Miracleman est l'une des premières BD de Moore et l'une des dernières à nous parvenir à cause de fastidieux problèmes de droits d'auteur, des problèmes tellement fastidieux que le nom de Moore n'apparaît même pas dans le livre où il se fait appeler le "scénariste originel"...Bref, pour être honnête, j'ai été vraiment très très très content de pouvoir enfin lire les débuts de l'un de mes auteurs préférés, y repérer des erreurs de jeunesse qu'il corrigera par la suite ou des germes d'idées géniales qu'il reprendra et développera plus tard.
Miracleman commence par un épisode vintage racontant une histoire typique de l'âge d'or des comics : une histoire auto conclusive, simpliste, sans intérêt autre que nous présenter le background du personnage.

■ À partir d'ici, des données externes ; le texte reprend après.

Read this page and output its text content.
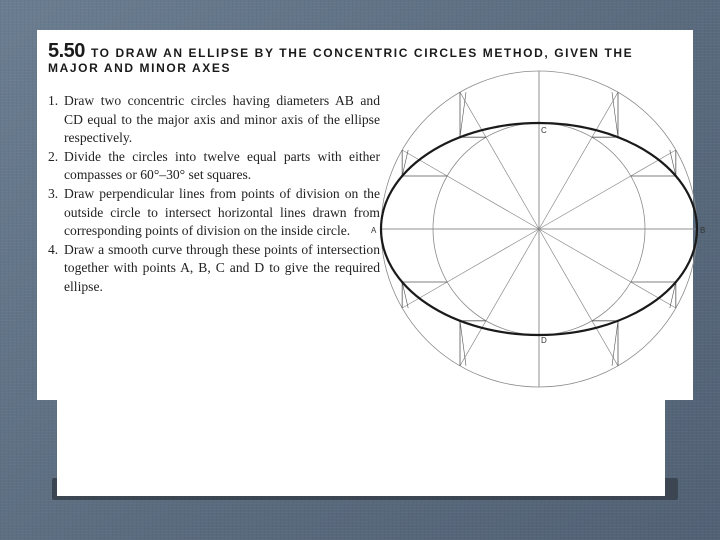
5.50 TO DRAW AN ELLIPSE BY THE CONCENTRIC CIRCLES METHOD, GIVEN THE
MAJOR AND MINOR AXES
1. Draw two concentric circles having diameters AB and CD equal to the major axis and minor axis of the ellipse respectively.
2. Divide the circles into twelve equal parts with either compasses or 60°–30° set squares.
3. Draw perpendicular lines from points of division on the outside circle to intersect horizontal lines drawn from corresponding points of division on the inside circle.
4. Draw a smooth curve through these points of intersection together with points A, B, C and D to give the required ellipse.
A	B
C
D
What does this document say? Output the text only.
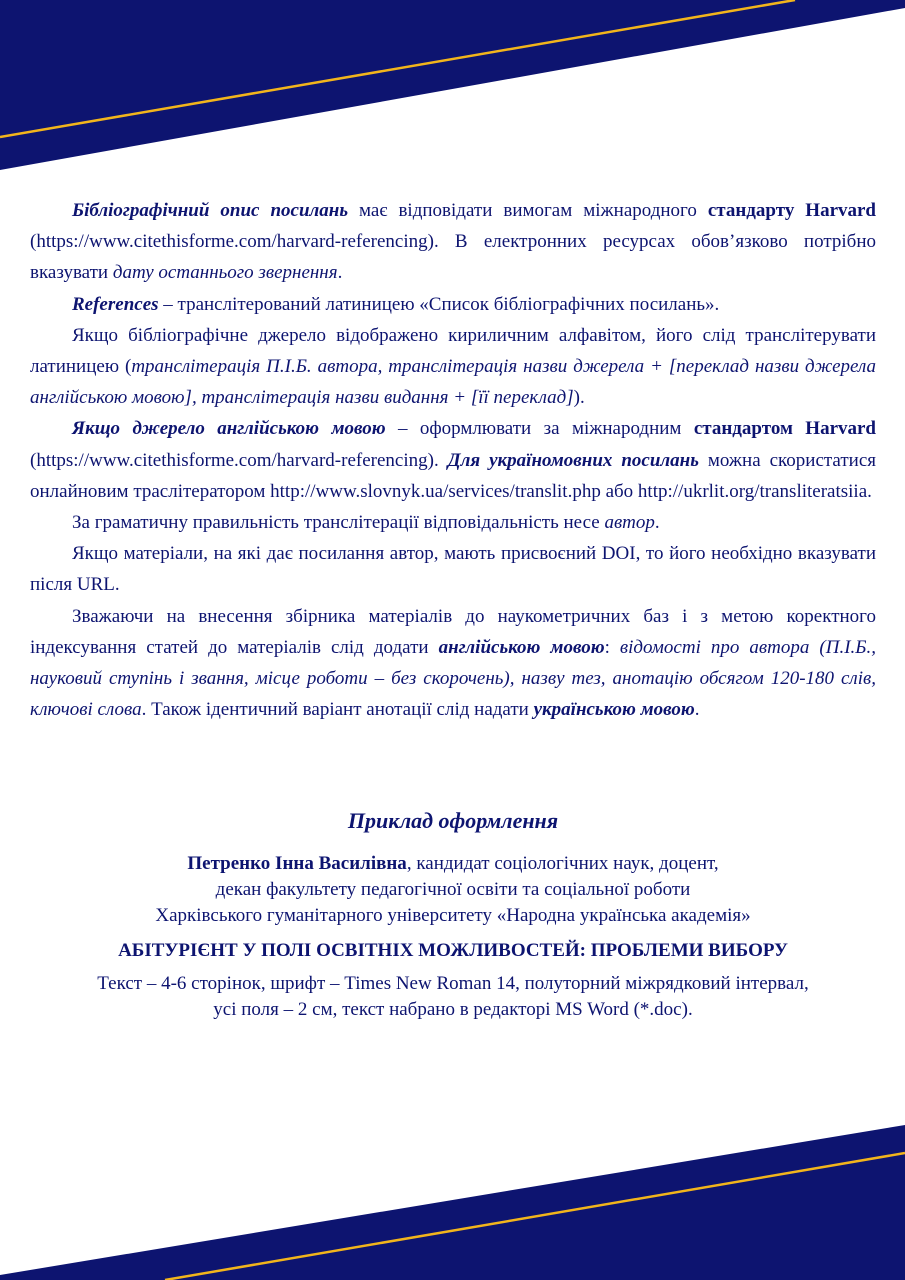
Бібліографічний опис посилань має відповідати вимогам міжнародного стандарту Harvard (https://www.citethisforme.com/harvard-referencing). В електронних ресурсах обов’язково потрібно вказувати дату останнього звернення.

References – транслітерований латиницею «Список бібліографічних посилань».

Якщо бібліографічне джерело відображено кириличним алфавітом, його слід транслітерувати латиницею (транслітерація П.І.Б. автора, транслітерація назви джерела + [переклад назви джерела англійською мовою], транслітерація назви видання + [її переклад]).

Якщо джерело англійською мовою – оформлювати за міжнародним стандартом Harvard (https://www.citethisforme.com/harvard-referencing). Для україномовних посилань можна скористатися онлайновим траслітератором http://www.slovnyk.ua/services/translit.php або http://ukrlit.org/transliteratsiia.

За граматичну правильність транслітерації відповідальність несе автор.

Якщо матеріали, на які дає посилання автор, мають присвоєний DOI, то його необхідно вказувати після URL.

Зважаючи на внесення збірника матеріалів до наукометричних баз і з метою коректного індексування статей до матеріалів слід додати англійською мовою: відомості про автора (П.І.Б., науковий ступінь і звання, місце роботи – без скорочень), назву тез, анотацію обсягом 120-180 слів, ключові слова. Також ідентичний варіант анотації слід надати українською мовою.

Приклад оформлення

Петренко Інна Василівна, кандидат соціологічних наук, доцент,
декан факультету педагогічної освіти та соціальної роботи
Харківського гуманітарного університету «Народна українська академія»

АБІТУРІЄНТ У ПОЛІ ОСВІТНІХ МОЖЛИВОСТЕЙ: ПРОБЛЕМИ ВИБОРУ

Текст – 4-6 сторінок, шрифт – Times New Roman 14, полуторний міжрядковий інтервал,
усі поля – 2 см, текст набрано в редакторі MS Word (*.doc).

On apprend ainsi que Miracleman est un journaliste lambda qui peut se transformer en super héros en prononçant un mot magique, il est accompagné dans ses aventures par 2 sidekicks : l'ado young miracleman et l'enfant kid miracleman. Voilà, c'est tout ce qu'il faut savoir pour lire la suite. L'histoire proprement dite commence en 1983 (époque contemporaine au moment de la publication) où un journaliste marié, stressé par ses soucis financiers a des migraines causées par des rêves mystérieux. Au cours d'un enchaînement de circonstances il prononce son mot magique et se transforme, Miracleman est de retour!
Le plus grand talent de Moore est pour moi l'empathie qu'il arrive créer avec ses personnages et cela fonctionne déjà dans son début de carrière : je ressentais les migraines de Morgan, le côté surhumain et merveilleux de Miracleman et l'antagoniste de ce tome m'a terrifié. Toutefois pour réussir à créer cette empathie, Moore abuse de "récitatifs" où il nous explique l'action et ce que l'on doit ressentir. Comme je l'ai dit ça marche mais c'est usant à la longue et je suis content qu'il ait arrêté cela dans ses œuvres ultérieures.

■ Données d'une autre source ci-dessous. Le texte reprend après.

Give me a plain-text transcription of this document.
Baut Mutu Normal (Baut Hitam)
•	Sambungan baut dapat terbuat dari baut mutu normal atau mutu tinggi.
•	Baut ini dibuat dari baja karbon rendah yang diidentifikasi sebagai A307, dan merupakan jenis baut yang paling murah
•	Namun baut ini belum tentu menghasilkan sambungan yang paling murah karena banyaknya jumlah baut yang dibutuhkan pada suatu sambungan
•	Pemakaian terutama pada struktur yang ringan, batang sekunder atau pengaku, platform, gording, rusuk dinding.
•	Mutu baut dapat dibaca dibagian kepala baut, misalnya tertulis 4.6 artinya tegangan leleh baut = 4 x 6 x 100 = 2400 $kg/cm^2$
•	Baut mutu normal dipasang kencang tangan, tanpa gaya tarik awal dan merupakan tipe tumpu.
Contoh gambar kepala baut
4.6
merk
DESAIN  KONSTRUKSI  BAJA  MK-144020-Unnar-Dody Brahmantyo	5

L'autre talent de Moore est de réussir à créer un "background" crédible à ses histoires. Reprendre un personnage des années 50 et l'intégrer de manière cohérente à l'époque contemporaine du récit est une réussite sur 3 points :
- l'intrigue de Moore ne contredit pas le passé et peut s'y appuyer pour développer tel ou tel point.
- la réadaptation crée de nouvelles pistes pour l'histoire totalement différentes.
- cela apporte un côté "meta" à l'histoire et montre l'évolution des histories de comics.
Cette technique de réappropriation d'une œuvre pour en faire quelque chose de radicalement nouveau deviendra par la suite une marque de fabrique de Moore avec par exemple Swamp Thing, Supreme, Wild Cats, Watchmen (qui au début devait être une reprise de vieille série), La ligue des gentlemen extraordinaires... cela est sans doute dû au fait que Moore a été édité en Amérique et que là bas, les BD ne sont pas des œuvres par elles-même mais des franchises adaptables et déclinables à l'infini...
Au niveau des aspects négatifs, outre l'abus de "récitatifs", je trouve que les touches d'humour intégrées à l'histoire par des bris de quatrième mur sont malheureux et sortent de l'ambiance. Miracleman fonctionne bien mieux lorsqu'il est au premier degré.
Un mot enfin sur les dessins. Ils sont magnifiques et incroyablement modernes. Je pense qu'ils ont été recolorisés pour l'occasion mais le travail initial est fantastique et aide grandement à se plonger dans l'intrigue.
Pour conclure : à la fin de ce premier tome, Miracleman s'est réapproprié sa légende, a vaincu son premier ennemi et doit assumer les impacts de son retour sur sa vie familiale. La série peut explorer le passé de son personnage éponyme pour se développer ou suivre les nouvelles pistes lancées par Moore ; le ton est devenu plus mature, les enjeux à la fois plus intimes et globaux.
Bref, tout est prêt pour que la suite soit palpitante, ce qui est au final tout ce qu'on attend pour un premier tome.